Back to Elasticsearch

analyzer [analyzer]

docs/reference/elasticsearch/mapping-reference/analyzer.md

9.4.24.3 KB
Original Source

analyzer [analyzer]

::::{important} Only text fields support the analyzer mapping parameter. ::::

The analyzer parameter specifies the analyzer used for text analysis when indexing or searching a text field.

Unless overridden with the search_analyzer mapping parameter, this analyzer is used for both index and search analysis. See Specify an analyzer.

::::{tip} We recommend testing analyzers before using them in production. See Test an analyzer. ::::

::::{tip} The analyzer setting can not be updated on existing fields using the update mapping API. ::::

search_quote_analyzer [search-quote-analyzer]

The search_quote_analyzer setting allows you to specify an analyzer for phrases, this is particularly useful when dealing with disabling stop words for phrase queries.

To disable stop words for phrases a field utilising three analyzer settings will be required:

  1. An analyzer setting for indexing all terms including stop words
  2. A search_analyzer setting for non-phrase queries that will remove stop words
  3. A search_quote_analyzer setting for phrase queries that will not remove stop words
console
PUT my-index-000001
{
   "settings":{
      "analysis":{
         "analyzer":{
            "my_analyzer":{ <1>
               "type":"custom",
               "tokenizer":"standard",
               "filter":[
                  "lowercase"
               ]
            },
            "my_stop_analyzer":{ <2>
               "type":"custom",
               "tokenizer":"standard",
               "filter":[
                  "lowercase",
                  "english_stop"
               ]
            }
         },
         "filter":{
            "english_stop":{
               "type":"stop",
               "stopwords":"_english_"
            }
         }
      }
   },
   "mappings":{
       "properties":{
          "title": {
             "type":"text",
             "analyzer":"my_analyzer", <3>
             "search_analyzer":"my_stop_analyzer", <4>
             "search_quote_analyzer":"my_analyzer" <5>
         }
      }
   }
}

PUT my-index-000001/_doc/1
{
   "title":"The Quick Brown Fox"
}

PUT my-index-000001/_doc/2
{
   "title":"A Quick Brown Fox"
}

GET my-index-000001/_search
{
   "query":{
      "query_string":{
         "query":"\"the quick brown fox\"" <6>
      }
   }
}

::::{tip} The search_quote_analyzer setting can be updated on existing fields using the update mapping API. ::::

  1. my_analyzer analyzer which tokens all terms including stop words
  2. my_stop_analyzer analyzer which removes stop words
  3. analyzer setting that points to the my_analyzer analyzer which will be used at index time
  4. search_analyzer setting that points to the my_stop_analyzer and removes stop words for non-phrase queries
  5. search_quote_analyzer setting that points to the my_analyzer analyzer and ensures that stop words are not removed from phrase queries
  6. Since the query is wrapped in quotes it is detected as a phrase query therefore the search_quote_analyzer kicks in and ensures the stop words are not removed from the query.
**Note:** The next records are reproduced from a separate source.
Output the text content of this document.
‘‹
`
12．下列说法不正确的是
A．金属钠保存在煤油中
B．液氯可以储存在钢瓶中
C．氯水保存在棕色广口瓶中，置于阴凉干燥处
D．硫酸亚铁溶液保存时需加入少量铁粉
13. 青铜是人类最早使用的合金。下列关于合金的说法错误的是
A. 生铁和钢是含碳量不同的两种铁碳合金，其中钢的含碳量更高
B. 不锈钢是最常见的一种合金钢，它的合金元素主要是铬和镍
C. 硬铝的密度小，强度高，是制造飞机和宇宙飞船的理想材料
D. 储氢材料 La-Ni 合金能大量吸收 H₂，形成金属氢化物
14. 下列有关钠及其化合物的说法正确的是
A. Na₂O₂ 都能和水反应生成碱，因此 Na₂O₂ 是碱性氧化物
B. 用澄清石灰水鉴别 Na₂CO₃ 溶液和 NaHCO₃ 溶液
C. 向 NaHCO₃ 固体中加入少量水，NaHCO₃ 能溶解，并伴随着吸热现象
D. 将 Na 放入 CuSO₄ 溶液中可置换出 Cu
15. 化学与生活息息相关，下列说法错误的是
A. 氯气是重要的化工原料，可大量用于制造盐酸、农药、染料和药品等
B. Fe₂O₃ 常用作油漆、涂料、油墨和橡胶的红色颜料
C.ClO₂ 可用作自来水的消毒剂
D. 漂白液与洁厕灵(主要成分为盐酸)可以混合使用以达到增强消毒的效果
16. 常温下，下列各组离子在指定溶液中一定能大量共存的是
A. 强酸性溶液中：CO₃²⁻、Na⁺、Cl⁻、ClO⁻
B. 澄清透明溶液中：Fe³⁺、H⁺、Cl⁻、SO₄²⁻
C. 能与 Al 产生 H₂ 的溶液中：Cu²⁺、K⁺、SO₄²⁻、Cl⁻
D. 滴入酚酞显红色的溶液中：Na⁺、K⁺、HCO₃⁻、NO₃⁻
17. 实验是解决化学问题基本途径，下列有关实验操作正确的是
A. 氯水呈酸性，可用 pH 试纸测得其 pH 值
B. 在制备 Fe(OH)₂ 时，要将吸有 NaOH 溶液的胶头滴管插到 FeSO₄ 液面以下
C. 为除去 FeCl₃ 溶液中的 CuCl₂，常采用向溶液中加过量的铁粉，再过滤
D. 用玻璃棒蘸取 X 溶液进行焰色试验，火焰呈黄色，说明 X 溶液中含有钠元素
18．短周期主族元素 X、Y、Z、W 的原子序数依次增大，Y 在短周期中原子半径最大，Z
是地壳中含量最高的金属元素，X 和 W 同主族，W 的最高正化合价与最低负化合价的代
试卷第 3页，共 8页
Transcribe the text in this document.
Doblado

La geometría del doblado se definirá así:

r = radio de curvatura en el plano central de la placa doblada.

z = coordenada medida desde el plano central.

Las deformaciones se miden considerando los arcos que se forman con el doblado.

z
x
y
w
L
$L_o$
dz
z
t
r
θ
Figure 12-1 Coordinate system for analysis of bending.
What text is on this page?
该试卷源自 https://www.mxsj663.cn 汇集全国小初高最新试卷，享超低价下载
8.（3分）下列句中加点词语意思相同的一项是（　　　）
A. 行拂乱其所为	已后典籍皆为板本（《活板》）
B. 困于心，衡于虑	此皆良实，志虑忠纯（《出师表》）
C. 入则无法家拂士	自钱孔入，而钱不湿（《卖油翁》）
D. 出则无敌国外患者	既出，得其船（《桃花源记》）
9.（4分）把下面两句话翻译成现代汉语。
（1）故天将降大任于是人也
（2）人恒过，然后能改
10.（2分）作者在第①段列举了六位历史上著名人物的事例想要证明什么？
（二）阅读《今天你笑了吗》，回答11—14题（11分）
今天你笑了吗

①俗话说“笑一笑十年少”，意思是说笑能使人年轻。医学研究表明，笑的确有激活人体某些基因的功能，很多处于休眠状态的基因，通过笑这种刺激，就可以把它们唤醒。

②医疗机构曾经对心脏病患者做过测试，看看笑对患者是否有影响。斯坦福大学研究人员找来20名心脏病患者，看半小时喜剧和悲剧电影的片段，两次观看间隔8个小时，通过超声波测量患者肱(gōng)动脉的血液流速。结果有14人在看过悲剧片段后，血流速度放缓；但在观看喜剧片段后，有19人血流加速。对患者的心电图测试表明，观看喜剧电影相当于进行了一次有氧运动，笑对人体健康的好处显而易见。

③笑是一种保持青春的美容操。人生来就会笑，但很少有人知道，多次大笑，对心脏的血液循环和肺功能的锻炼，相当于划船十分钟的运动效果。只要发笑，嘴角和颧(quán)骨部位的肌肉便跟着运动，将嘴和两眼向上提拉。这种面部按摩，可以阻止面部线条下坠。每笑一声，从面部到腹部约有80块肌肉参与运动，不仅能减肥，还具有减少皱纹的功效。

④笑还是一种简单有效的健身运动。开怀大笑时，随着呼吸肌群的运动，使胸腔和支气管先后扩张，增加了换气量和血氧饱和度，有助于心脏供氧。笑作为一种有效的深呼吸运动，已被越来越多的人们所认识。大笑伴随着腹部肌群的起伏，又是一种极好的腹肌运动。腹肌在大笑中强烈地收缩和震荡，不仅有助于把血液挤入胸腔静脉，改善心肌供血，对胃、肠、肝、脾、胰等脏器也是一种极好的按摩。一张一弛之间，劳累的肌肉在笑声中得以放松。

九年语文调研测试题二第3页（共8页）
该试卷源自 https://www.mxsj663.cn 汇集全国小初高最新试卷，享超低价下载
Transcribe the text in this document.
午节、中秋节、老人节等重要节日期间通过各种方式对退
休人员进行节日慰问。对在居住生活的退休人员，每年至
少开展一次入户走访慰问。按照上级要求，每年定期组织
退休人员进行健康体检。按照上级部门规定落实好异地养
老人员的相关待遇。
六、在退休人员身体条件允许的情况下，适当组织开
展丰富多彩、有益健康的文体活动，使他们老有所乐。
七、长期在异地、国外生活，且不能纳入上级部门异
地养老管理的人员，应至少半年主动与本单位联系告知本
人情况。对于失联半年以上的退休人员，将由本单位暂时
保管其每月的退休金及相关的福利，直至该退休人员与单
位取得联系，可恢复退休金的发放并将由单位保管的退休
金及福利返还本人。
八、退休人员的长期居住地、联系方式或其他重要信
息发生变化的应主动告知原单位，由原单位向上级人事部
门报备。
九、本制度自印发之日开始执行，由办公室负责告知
The my_analyzer analyzer will then return the following tokens [the, quick, brown, fox] which will match one of the documents. Meanwhile term queries will be analyzed with the my_stop_analyzer analyzer which will filter out stop words. So a search for either The quick brown fox or A quick brown fox will return both documents since both documents contain the following tokens [quick, brown, fox]. Without the search_quote_analyzer it would not be possible to do exact matches for phrase queries as the stop words from phrase queries would be removed resulting in both documents matching.